A pandemia do coronavírus e o temor pela sua chegada iminente a Pelotas e região mobiliza o setor empresarial, que além da adoção de medidas preventivas em seus estabelecimentos, vem buscando formas de minimizar os impactos financeiros que a passagem do vírus deve deixar na economia local. O presidente da Associação Comercial de Pelotas (ACP), Mauro Bom, pensa à frente e vem buscando junto aos governos municipal, estadual e federal formas de reduzir os impactos futuros, especialmente nos pequenos empreendimentos, que são grandes geradores de empregos, mas têm poder de barganha menor junto a instituições financeiras, do que as grandes e médias empresas.
Implantação de linhas de crédito para pagamento de salários, adoção de juros especiais, crédito com pausa, adiamento de impostos como IPVA e IPTU estão entre as sugestões enviadas aos governantes para tentar minimizar os impactos que já são sentidos pelos empresários. “Muitos não vão ter condições de pagar os salários”, ressalta Bom.
Segundo ele, a maioria das empresas não estão faturando e é preciso evitar o fechamento de mais postos de trabalho, pois já se vive um momento de desemprego alto. Em idas diárias ao calçadão de Pelotas, Bom observa a redução substancial do movimento de pessoas nas ruas, o que consequentemente impacta os negócios no comércio. “Quem tem loja não pode fechar as portas e alguns vêm adotando, além das medidas de higiene, o rodízio de funcionários para evitar aglomeração”. O setor de serviços, por exemplo, consegue atuar remotamente e já é grande o número de estabelecimentos que vêm adotando o serviço de delivery, seja na venda de medicamentos, lanches e inclusive ranchos.

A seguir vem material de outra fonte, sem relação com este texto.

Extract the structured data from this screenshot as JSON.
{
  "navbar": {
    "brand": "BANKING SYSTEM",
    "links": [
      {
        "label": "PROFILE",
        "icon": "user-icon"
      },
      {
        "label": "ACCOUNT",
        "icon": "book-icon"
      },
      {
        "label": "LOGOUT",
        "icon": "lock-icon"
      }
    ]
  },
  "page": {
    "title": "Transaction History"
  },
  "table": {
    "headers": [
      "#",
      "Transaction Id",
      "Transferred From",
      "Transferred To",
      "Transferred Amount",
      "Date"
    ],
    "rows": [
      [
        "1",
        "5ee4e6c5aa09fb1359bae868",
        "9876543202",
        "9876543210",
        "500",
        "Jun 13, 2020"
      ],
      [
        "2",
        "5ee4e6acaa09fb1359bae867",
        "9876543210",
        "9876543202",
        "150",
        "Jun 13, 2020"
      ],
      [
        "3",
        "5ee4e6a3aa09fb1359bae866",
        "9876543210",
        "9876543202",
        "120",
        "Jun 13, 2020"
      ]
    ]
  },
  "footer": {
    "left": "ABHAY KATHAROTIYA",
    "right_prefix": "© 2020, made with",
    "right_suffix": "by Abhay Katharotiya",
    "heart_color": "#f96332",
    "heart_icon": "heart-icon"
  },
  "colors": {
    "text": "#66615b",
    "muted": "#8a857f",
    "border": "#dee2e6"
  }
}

Grandes grupos de supermercados além da higienização de carrinhos, oferecem álcool gel aos clientes na entrada. “Mas isso tudo implica em aumento de custos”, ressalta. Ele cita como exemplo, as empresas de ônibus que precisam higienizar os carros ao final de cada viagem, o que se torna inviável já que também há redução no número de passageiros.
O presidente do Clube de Empresários do Fragata (Cefra), José Francisco Rita, conta que os empresários do bairro estão implementando os cuidados de higiene sugeridos, apenas lamenta, que haja falta de álcool gel. “O comércio do bairro está bastante parado o que descarta o risco de aglomeração”, afirma o empresário. Ele espera, no entanto, que esta situação não se estenda ao período de vendas da Páscoa, o que acarretaria em prejuízos ainda maiores. “Esperamos que em 20 dias termine esta loucura”, ressalta.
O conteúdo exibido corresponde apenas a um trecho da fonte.